FriendFeed has the potential to transcend social networks and catalyze collaborative filtering

By Ross Dawson on March 18, 2008 | Permalink

Over the last week FriendFeed has being the hot topic of the online world, soaring in popularity after an already strong start from its launch on February 25. FriendFeed allows you to see all of the online activities of the people you like or admire, who choose to share that data. So for example I have created a FriendFeed for Ross Dawson that brings together a summary of blog posts I’ve written, what I’ve bookmarked on del.icio.us, shared on StumbleUpon and Google Reader, videos I’ve posted on YouTube, pictures on Flickr, profile changes on LinkedIn, and songs I’ve loved on Last.FM. There are currently a total of 28 services that people can include in profiling what they are doing online.
On one level, this provides a quite staggering depth of visibility into what people are doing, and ultimately who they are as people. I’ve written before about the role of exhibitionism in allowing Web 2.0 to flourish, and this is evident once again in FriendFeed. Of course, it is supposed to be primarily about keeping track of your friends’ rather than strangers’ lives, and the reality is that all of this information is available anyway. It’s just that it has been brought about into one place. Not just that, it is a community itself, allowing comments and other ways to respond to people’s content directly, rather than going back to the source.
While there are other competitors in this space, including SocialThing! (see ReadWriteWeb’s comparison), the availability – and success – of these services is a fundamentally important transition in the online world. The reason why Facebook has been so successful is that it allows people a quick way of keeping in touch with what their friends are up to. Once either all the feeds are available from people’s current social network activities, or people start updating their profiles and activities in a more open format, social networks will be a completely different space.
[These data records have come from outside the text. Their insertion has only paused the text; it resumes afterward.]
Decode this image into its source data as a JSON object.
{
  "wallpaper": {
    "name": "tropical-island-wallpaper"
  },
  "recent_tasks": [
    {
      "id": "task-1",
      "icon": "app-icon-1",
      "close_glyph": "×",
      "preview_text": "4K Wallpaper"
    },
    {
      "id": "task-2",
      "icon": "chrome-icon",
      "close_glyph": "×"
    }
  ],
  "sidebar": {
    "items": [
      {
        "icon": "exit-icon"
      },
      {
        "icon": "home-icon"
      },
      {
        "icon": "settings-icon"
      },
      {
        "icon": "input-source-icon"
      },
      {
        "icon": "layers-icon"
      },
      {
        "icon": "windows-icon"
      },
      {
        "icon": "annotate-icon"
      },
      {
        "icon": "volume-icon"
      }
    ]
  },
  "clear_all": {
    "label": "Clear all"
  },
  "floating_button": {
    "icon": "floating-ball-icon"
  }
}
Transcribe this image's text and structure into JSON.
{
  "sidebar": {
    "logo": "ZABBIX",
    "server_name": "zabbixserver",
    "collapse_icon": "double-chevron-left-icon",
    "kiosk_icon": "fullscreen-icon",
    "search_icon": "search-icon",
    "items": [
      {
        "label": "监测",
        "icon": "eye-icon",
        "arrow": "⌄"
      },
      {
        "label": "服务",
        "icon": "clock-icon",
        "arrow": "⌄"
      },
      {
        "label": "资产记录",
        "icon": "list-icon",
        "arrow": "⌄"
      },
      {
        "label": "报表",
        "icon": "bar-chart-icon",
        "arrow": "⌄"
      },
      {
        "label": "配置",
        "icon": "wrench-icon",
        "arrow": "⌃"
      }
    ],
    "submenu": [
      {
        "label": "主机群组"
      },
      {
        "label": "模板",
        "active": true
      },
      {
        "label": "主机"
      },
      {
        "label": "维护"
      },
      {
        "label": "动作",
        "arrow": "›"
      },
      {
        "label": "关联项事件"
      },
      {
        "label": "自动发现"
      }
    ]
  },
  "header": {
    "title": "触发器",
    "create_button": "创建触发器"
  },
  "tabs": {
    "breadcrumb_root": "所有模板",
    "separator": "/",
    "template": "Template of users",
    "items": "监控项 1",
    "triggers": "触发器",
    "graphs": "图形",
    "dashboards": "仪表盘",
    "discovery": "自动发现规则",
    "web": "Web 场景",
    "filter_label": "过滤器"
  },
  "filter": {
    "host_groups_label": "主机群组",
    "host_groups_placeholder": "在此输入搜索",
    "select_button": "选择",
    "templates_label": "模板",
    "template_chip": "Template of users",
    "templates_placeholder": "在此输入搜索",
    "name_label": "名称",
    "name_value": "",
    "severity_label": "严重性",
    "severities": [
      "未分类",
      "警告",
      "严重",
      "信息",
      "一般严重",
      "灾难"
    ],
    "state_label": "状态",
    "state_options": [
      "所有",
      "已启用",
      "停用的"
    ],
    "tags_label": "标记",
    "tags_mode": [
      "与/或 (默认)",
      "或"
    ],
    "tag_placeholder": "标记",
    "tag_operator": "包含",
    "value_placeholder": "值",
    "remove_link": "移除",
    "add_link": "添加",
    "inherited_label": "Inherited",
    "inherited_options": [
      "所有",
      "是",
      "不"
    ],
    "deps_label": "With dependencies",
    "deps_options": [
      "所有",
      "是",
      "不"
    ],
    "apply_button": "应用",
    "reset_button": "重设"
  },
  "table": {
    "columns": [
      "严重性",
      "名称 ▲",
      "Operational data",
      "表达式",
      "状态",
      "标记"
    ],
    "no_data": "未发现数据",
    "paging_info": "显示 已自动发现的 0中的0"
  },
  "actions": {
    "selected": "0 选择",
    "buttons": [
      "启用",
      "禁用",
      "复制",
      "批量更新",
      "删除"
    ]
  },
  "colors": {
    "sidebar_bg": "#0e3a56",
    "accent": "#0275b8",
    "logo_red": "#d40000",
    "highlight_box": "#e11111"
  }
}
What this comes down to is that FriendFeed or similar services have the potential to transcend social networks. Since Facebook is basically an aggregator of your friends’ activities on the site, it is quite possible for that information to exist and be aggregated outside of social networks. The strongest argument for all of this flow of social information to exist inside a social network instead of in a broader sphere is giving people greater control of their privacy and information. However there is still a high degree of control with FriendFeed, where you can choose to share your feeds either publicly, or only to selected friends.
This whole space is often called “lifestreaming”, describing how all of the information generated in people’s lives is streamed out to be made available. Just over a year ago I wrote about how Emily Chang had created an early implementation of a lifestream. I thought that:

For me, what this suggests is a world in which many people choose to expose all of their activities to the world. Del.icio.us is a great example. People used to favorite websites on their PC. Now many are happy to do it publicly, so other people can look at what they choose to make note of. Very importantly, this exposing of behaviors provides the foundation for Web 2.0, in that it provides input to allow collaborative filtering and the creation of “collective intelligence”. It seems that many people are thinking about and putting the mechanisms in place to expose all that we do, including our activities in socializing, entertainment, work, and more. Clearly not everyone will choose to expose their activities, yet many will – this has been proven over the last few years. From an enterprise perspective, implementing these kinds of exposing mechanisms inside organizations will allow far more effective knowledge work and business processes – but only after substantially new workflow and systems are put in place to synthesize this plethora of valuable information.

With the massive rise in popularity of FriendFeed over the last week, driven partly by a (now highly out-of-date) list of A-listers with FriendFeeds, momentum is very strong. The latest move is to implement a search function, both within individuals’ feeds, and across the site at large. As VentureBeat points out, Twitter – probably the primary lifestreaming application up until now – doesn’t have a search function yet. FriendFeed can now be a place not just to feel connected to your friends’ lives, but also a place to be in touch with what is going on. In some cases a search on FriendFeed will be far more useful than a search on Google. Techcrunch thinks that this now makes FriendFeed a ‘destination site’.
I can also see extraordinary implications for how this wealth of information can be used, not least in enabling a far richer degree of collaborative filtering, as I wrote above. Correlating people’s tastes across information, video, music, and more will absolutely help us to identify what will be most interesting to us in new and more powerful ways.